Des mecs, billets à la main, cherchent acheteurs. D’autres, les mains vides, cherchent des places. On trouve de tout devant l’Olympia. Un vendeur de sandwiches rôde par-là, tentant désespérément d’écouler ses « jambon-fromage à quatre euros ». Les fameuses lettres lumineuses annoncent « GRAND CORPS MALADE ». Du slam. Certains sont venus ce jeudi soir pour découvrir un univers. C’est le cas de Eljida, la quarantaine, « qui ne le connaît que de nom ».

La sonnerie qui annonce le début du spectacle retentit dans les couloirs à la moquette rouge. Le bar se vide, les gens prennent placent, les ouvreuses encaissent. Il est 21h15, Grand Corps Malade s’avance. Les percussions font sursauter dès la première seconde. L’orchestre se met à jouer et la grosse voix rauque du poète commence à déclamer.
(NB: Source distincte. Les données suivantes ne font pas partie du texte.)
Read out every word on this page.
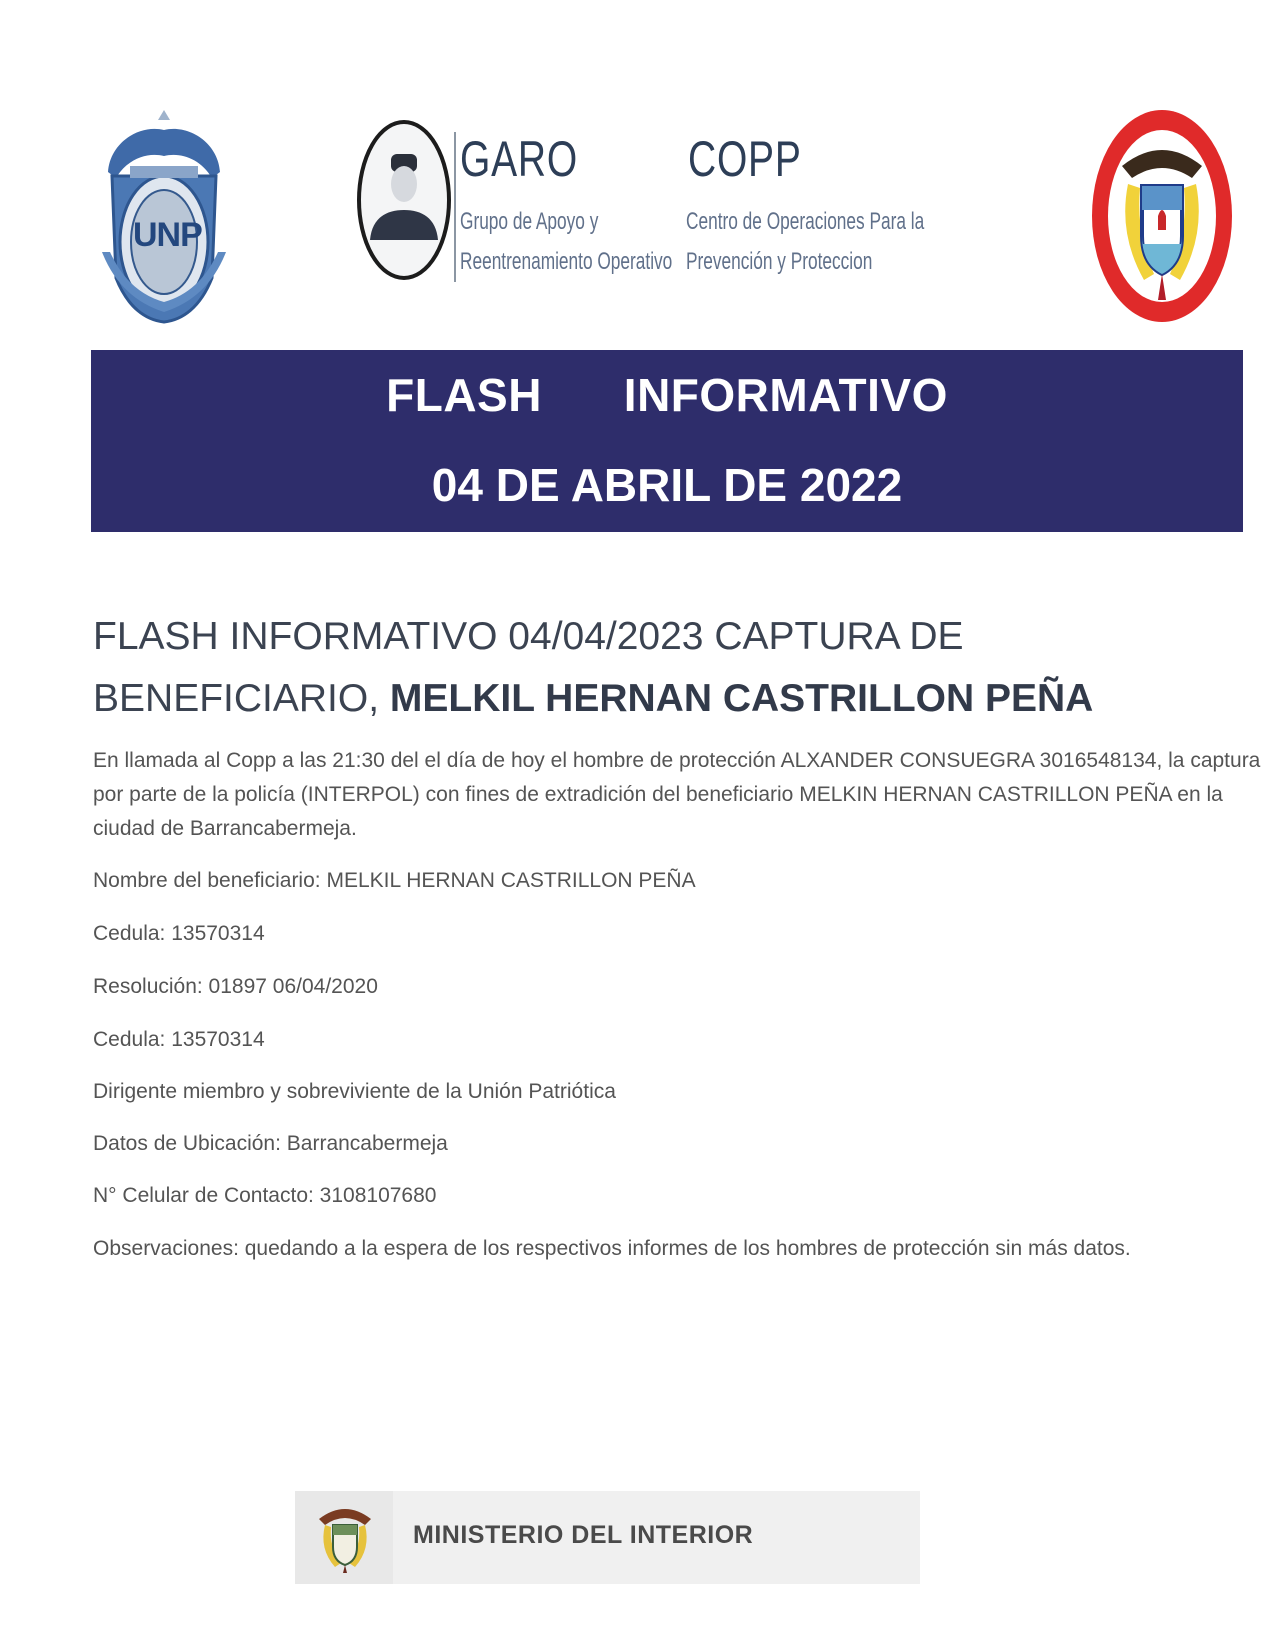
UNP
GARO
Grupo de Apoyo y
Reentrenamiento Operativo
COPP
Centro de Operaciones Para la
Prevención y Proteccion
FLASH   INFORMATIVO
04 DE ABRIL DE 2022
FLASH INFORMATIVO 04/04/2023 CAPTURA DE BENEFICIARIO, MELKIL HERNAN CASTRILLON PEÑA
En llamada al Copp a las 21:30 del el día de hoy el hombre de protección ALXANDER CONSUEGRA 3016548134, la captura por parte de la policía (INTERPOL) con fines de extradición del beneficiario MELKIN HERNAN CASTRILLON PEÑA en la ciudad de Barrancabermeja.
Nombre del beneficiario: MELKIL HERNAN CASTRILLON PEÑA
Cedula: 13570314
Resolución: 01897 06/04/2020
Cedula: 13570314
Dirigente miembro y sobreviviente de la Unión Patriótica
Datos de Ubicación: Barrancabermeja
N° Celular de Contacto: 3108107680
Observaciones: quedando a la espera de los respectivos informes de los hombres de protección sin más datos.
MINISTERIO DEL INTERIOR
Ici, sur la mythique scène, il y a cinquante ans, l’excellentissime môme Piaf, s’avançait, faisant craquer le parquet sous ses petits pas, et se mettaient à chanter.

En 2008, pour la première fois dans le célèbre music-hall, place au slam. Impossible de donner la moyenne d’âge du public venu en masse. Une poignée d’octogénaires, quelques sexagénaires, une ribambelle de quinquagénaires. Tous sont là pour l’applaudir. Fabien Marceau, grand, filiforme, une béquille pour l’aider à se déplacer entame son récital. Parfois, a capella et souvent en musique, les textes s’enchaînent.

L’homme raconte son quotidien mais aussi sa première soirée slam, « un soir d’octobre 2003 ». L’homme décrit sa ville, Saint-Denis, et son marché où « tu prendras des odeurs plein l’zen » (au plus grand bonheur des Dyonnisiens présents). Mais l’homme sait aussi être plus romantique. Ah, enfin un homme qui sait parler à sa femme, « la fée qui a des yeux même pas homologués ». Les oreilles sont grandes ouvertes, certaines paupières se ferment pour profiter de la douceur de la mélodie et de la poésie. Parce qu’après tout, c’est de la poésie, non ? Sans doute que oui, « mais ce n’est pas du rap, car les slameurs vont à l’école, eux », s’amusait le comte de Bouberbala, l’humoriste en première partie.

A chaque fin de texte, littéralement ébloui par la verve du Monsieur, on applaudit frénétiquement. Jusqu’à interrompre l’artiste, qui ne se laisse pas déstabilise pour autant. Le garçon a l’habitude des félicitations. Mais, tout en interprétant les titres de son premier disque, « Midi20 », et de son second, le nouveau « Enfant de la ville », Grand Corps Malade profite aussi de ce moment unique. Seul face à cette salle comble. Seul face à une salle debout, à la fin du concert. Il se dit fier. Fier d’être là, fier de « voir ses textes au bac français ».

A la sortie, les mots se mêlent et l’émotion est toujours présente. Regarde, cette dame a même les larmes aux yeux. Nous n’avons alors qu’une envie, prendre la plume. Un peu par devoir, nous nous mettons en quête d’avis critiques sur le spectacle, mais rien ! Ce ne sont qu’éloges. Revoilà Eljida. La dame, de Saint-Denis justement, retient le « message d’humanisme » mais regrette le morceau avec le rappeur Oxomo Puccino, invité sur scène. Et à propos de la star de la soirée : « Il a de l’avenir à condition d’avoir toujours autant d’inspiration ». Bravo l’artiste !

Mehdi Meklat et Badroudine Said Abdallah

Grand Corps Malade est en tourné dans toute la France jusqu’en 2009.